AG Insurance NXTG U23 has been going very well recently. Julia Kopecky and Mirre Knaven took almost all of the stage wins and GC at the Tour de Feminin in Czechia and Lore de Schepper won the GP Féminin de Chambéry with a solo break. They’re all here and will be racing with some confidence after those recent results. Laura Lizette Sander also has sprinted to recent top-10 results for good measure. The team will be looking to make a WWT top-10 where they can and try to secure promotion to the main team for 2025.

Home team Lifeplus Wahoo will want to keep up a solid RIdeLondon Classique which saw Alicia Gonzalez finish all 3 stages in the top 20 and take 14th in GC as well. She’s backed up by sprinter Babette van der Wolf who was 3rd in the Antwerp Port Epic recently. It’s her best result of the season after scoring 6th at Drentse Acht much earlier in the year. Polish rider Kaja Rysz went on a well-seen breakaway at the RideLondon Classique and whilst she might get pressed into attacking service again, she also has some good results like 7th at the Classique Morbihan.

After a slow start to the 2024 season, Marjolein van ‘t Geloof has sprung into life with a consistent set of results which has seen her finish lower than 12th only once since the start of April. The peak result in that time was 3rd in her last race at ZLM Omloop der Kempen. The sort of rider who sprints well after a hard stage, these stages seem perfect for a rider who’s been riding in the UK a lot this year.

Women's Tour of Britain 2024 Outsiders

Alice Sharpe
Alice Sharpe

DAS-Hutchinson-Brother UK will have a trio of possible contenders for this major home race. Lucy Lee was sprinting in and around the top-10 at the Tour de Feminin, her best results of the 2024 season so far. Tiffany Keep sprinted to 14th at the mainly flat Cyclis Classic but has been a touch unlucky with crashes, including one at the RideLondon Classique. Alice Sharpe has the potential to get a result or challenge in breaks for a jersey. The Irish rider has a best result this year of 5th at the Pays de la Loire Tour, 11th at the Cyclis Classic and 23rd in GC at the RideLondon Classique. 

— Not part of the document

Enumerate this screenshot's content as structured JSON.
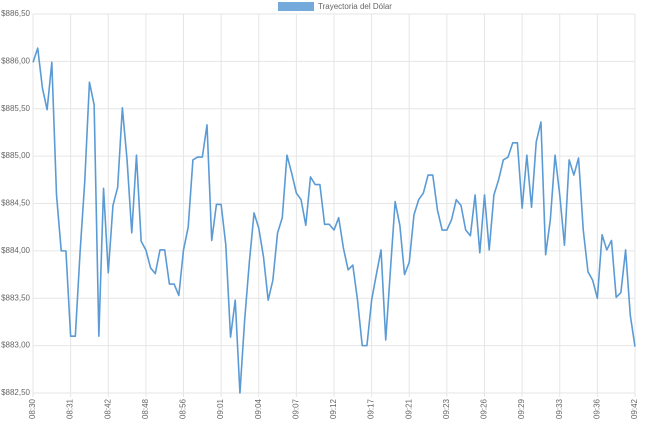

Another rider who went well at the Tour de Feminin was Alba Development Team’s Eilidh Shaw. She finished 3rd twice and 5th take 11th in GC in Czechia. She’s shown that she can challenge in European UCI races this year with top-20 spots in Belgian one-dayers like the Antwerp Port Epic and the Cyclis Classic. Beth Morrow will also be good for the team in support, she was 16th at the GP della Liberazione PINK, a relatively flat but tough circuit race in the middle of Rome. 

A longshot from one of the other British teams in the race is Lucy Harris who has made the jump from Loughborough Lightning to Pro-Noctis-200° Coffee-Hargreaves Contracting for the Women’s Tour of Britain. She comes into this race with some confidence after a pair of domestic wins in the last couple of weeks but still needs to show that she’ can handle the jump up to this level.